Vous savez aussi que la Suède, peut-être, j'en parlerai tout à l'heure, c'est le pays du Parti Pirate. C'est aussi pays où est né le plus grand site de partage de fichiers qui s'appelle The Pirate Bay, le Pirate Bay. Et en fait ces gens ont fait ça parce que, en ayant la protection du statut de religion officielle, ils espèrent pouvoir copier sans être empêchés par les entraves légales que peuvent être le droit d'auteur, etc. Un peu comme les rastafari, à une époque, avaient élevé la consommation de cannabis au rang de pratique légale pour pouvoir le faire sans être empêchés par une forme de prohibition. Vous voyez, quand même, que c'est assez représentatif, je trouve, d'une situation un peu embrouillée autour de la notion de copie. Comme je vous disais la Suède c'est aussi le pays de The Pirate Bay qui est le plus grand site d'échange de fichiers Torrent au monde. Donc là on est sur du partage de fichiers qui sont en général des œuvres protégées par le droit d'auteur, et ce site suscite des réactions assez virulentes de la part de ce qu'on appelle les industries culturelles qui l'ont attaqué dans plusieurs endroits dans le monde, en Suède, en Finlande, aux Pays-Bas, en Belgique et qui ont obtenu son blocage. Les trois fondateurs du site, voyez en photo, ont été condamnés par la justice suédoise et on a appris, juste hier en fait, que la Cour européenne des droits de l’homme avait rejeté leur dernier recours et donc ils sont passibles de peines de prison et d'amendes assez importantes. L'un d'entre eux a aussi de gros ennuis judiciaires en Thaïlande. Voilà. On est dans une situation où ces personnes, pour avoir mis en place ce site, ont des soucis très importants.

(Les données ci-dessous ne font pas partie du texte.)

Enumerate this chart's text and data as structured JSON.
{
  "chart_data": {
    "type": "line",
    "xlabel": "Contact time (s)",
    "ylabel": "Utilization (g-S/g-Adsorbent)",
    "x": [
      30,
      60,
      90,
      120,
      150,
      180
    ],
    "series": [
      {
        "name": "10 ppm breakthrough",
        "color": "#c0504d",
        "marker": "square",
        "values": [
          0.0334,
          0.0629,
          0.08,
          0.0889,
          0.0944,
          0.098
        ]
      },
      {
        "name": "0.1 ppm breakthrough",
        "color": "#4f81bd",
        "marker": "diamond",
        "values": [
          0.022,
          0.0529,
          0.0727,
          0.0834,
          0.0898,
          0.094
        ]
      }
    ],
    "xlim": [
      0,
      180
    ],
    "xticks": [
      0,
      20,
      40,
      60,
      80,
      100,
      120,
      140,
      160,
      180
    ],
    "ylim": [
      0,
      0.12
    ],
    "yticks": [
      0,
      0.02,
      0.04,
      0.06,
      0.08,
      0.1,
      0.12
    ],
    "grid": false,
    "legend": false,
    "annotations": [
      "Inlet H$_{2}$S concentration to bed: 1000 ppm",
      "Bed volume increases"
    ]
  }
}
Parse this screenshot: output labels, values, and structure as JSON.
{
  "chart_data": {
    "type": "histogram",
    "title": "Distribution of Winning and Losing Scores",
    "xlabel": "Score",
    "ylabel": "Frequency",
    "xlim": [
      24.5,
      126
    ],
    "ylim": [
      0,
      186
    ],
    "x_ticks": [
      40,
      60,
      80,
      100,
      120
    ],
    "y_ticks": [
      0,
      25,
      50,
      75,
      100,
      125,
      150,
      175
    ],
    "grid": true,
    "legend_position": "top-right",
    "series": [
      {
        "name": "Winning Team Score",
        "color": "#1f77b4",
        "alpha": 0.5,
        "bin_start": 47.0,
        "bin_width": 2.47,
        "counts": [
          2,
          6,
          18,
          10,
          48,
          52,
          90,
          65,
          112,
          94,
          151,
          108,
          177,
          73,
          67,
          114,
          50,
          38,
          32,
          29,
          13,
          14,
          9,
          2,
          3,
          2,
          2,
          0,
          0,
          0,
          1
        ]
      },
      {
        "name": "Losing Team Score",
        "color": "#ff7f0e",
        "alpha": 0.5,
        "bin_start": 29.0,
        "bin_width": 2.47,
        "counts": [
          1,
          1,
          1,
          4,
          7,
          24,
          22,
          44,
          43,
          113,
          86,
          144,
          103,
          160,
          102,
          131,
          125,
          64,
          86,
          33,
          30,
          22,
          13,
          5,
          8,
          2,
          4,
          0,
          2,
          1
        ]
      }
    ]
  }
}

Mais la Suède c'est aussi donc, comme je vous l'ai dit , le pays du Parti Pirate qui est un parti politique, qui a envoyé de représentants au Parlement européen. Il y a deux représentants suédois qui ont été élus comme députés européens et qui siègent au Parlement européen, qui prônent des réformes très importantes du droit d'auteur ainsi que des réformes du fonctionnement de la démocratie elle-même. C'est là où c'est paradoxal, la Suède est aussi le pays où est né un site de streaming légal, là cette fois-ci, qui s'appelle Spotify et c'est le pays, la Suède, où ce service se porte le mieux, avec des croissances de l'ordre de 50 % cette année par exemple.

Si vous ajoutez tout ça vous avez donc un pays qui a une église reconnue officiellement autour de la copie, qui, d'un autre côté a le site qui est le plus dans le collimateur des tribunaux, qui est le siège du Parti Pirate, mais qui le pays où l'offre légale de musique en streaming se porte le mieux. Je trouve que c'est un très bon résumé du paradoxe de la situation actuelle autour de la copie et des contradictions que ça peut soulever. Évidemment je dirais que c'est un peu paroxystique en Suède mais dans tous les pays du monde on retrouve ces contractions autour de l'acte de copier.

08' 17

Au cœur de la question on a le droit d'auteur.